|Advertisement for Wizard Gap|
The story picks up a few months after the end of Harry Potter and the Goblet of Fire. Harry (Daniel Radcliffe) finds himself returning to school under more scrutiny than ever before; since he was the only living witness to Lord Voldemort's (Ralph Fiennes) return and was then immediately sent on summer vacation in the muggle world, a lot of people are doubting his claim. The wizard government and newspapers have taken the stance that Harry is a spotlight-loving glory hound, content to lie and frighten the masses for attention. This is mirrored in the student population at Hogwarts, too. Before, Harry was a kid with a burden; now, he's a teenager that is actually being conspired against. Cue some teenage angst.
Harry and his friends (that believe Lord Voldemort is back) want to learn more about protecting themselves from evil wizards, but the Ministry of Magic sends a new teacher to Hogwarts, Dolores Umbridge (Imelda Staunton), to prevent that from happening. She starts off small, by assuming the teaching role of the Defense Against the Dark Arts classes and forbidding magic in the classroom, and works her way up; as the story progresses, she gains more and more power, forbidding more and more things, until the wizard school is a joyless, um, normal private school. But Harry knows that he needs to learn more magic to fight Voldemort and his evil wizard posse. He would like to join the official anti-Voldemort club, the Order of the Phoenix, like his godfather Sirius Black (Gary Oldman) and his idol, Professor Dumbledore (Michael Gambon), but he is told that he is too young. How can Harry and his friends learn to protect themselves if the nasty Umbridge won't allow them? If Harry is at school, and that school is Voldemort-proof, how does the bad guy plan on getting to Harry? And what is up with the creepy waking dreams Harry keeps having about Voldemort? As luck would have it, this film tries to answer those questions.
|Seduction of the Innocent?|
As per usual in the Harry Potter series, the main child actors are getting better. This was definitely the most varied performance by Daniel Radcliffe to date, and he managed to come across as a hell of a lot more likable than his character did in the book. Rupert Grint keeps getting uglier as he grows up, but he's less melodramatic this time around, so it seems that he's getting better at acting. Emma Watson turns in another quality performance, although this part is probably her weakest in the series. The returning adult cast is of the same quality as they always are; none have particularly large roles, but they're all solid. That means that Robbie Coltrane, Brendan Gleeson, Jason Isaacs, Maggie Smith, David Thewlis, and Emma Thompson all played their parts well enough. Michael Gambon and Alan Rickman had slightly more important roles in this film, and I enjoyed the charm and spite that they respectively brought to their parts. This film also gave us a longer look at Ralph Fiennes as Voldemort, and he definitely enjoys playing the bad guy here.
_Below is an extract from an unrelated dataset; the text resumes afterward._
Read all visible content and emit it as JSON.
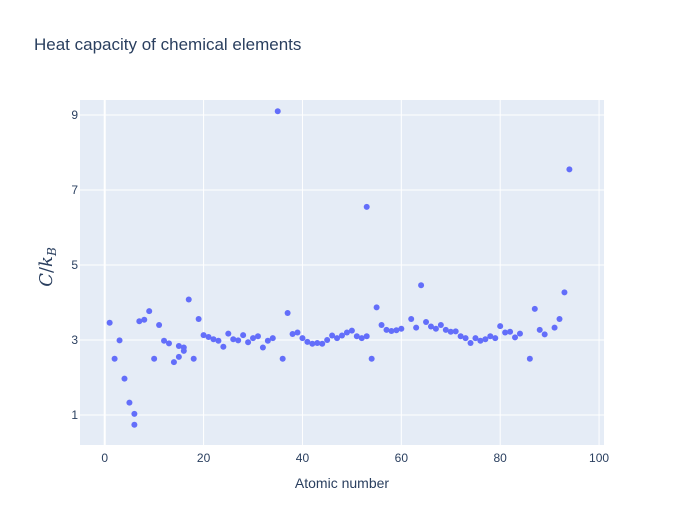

|Finally! A Harry Potter spin-off!|
The new cast members were great, but that's kind of typical for the series. Helena Bonham Carter looked the part of a half-crazed evil witch, and I loved her childish taunting. Her character design was pretty awesome and, despite the relatively short amount of time she is onscreen, she is quite memorable.
|This is what Tim Burton wakes up to.|
|The Devil Wears Pink|
This is the first Harry Potter that was directed by David Yates, who only had television credits before this. I have to say, this is a very impressive directorial film debut. Yates doesn't do a whole lot that is too fancy with the camera or special effects (although I do like the subtle reddening of Harry's scar when he thinks of Voldemort), but he manages to get very good performances from the entire cast and made a compelling, two-and-a-quarter-hour movie from an 870-page book. Bravo, good sir! What impresses me most about this film is that it is based on my least favorite book in the series; the book has Harry acting like a pissy teenager (which he is) that bitches and moans for 800 pages. Yates let the frustration and anger of Harry show, but he did it in a way that kept Harry as a likable character and didn't make me want to slap the magic out of him.
For me, this is one of the best Harry Potters in the entire series. The acting just keeps getting better, the big-picture storyline finally starts to heat up, and we get to see just how cool adult wizards are. I like the tone of the movie, I like the washed out colors in it, and I really enjoyed the Voldemort vs. Dumbledore fight.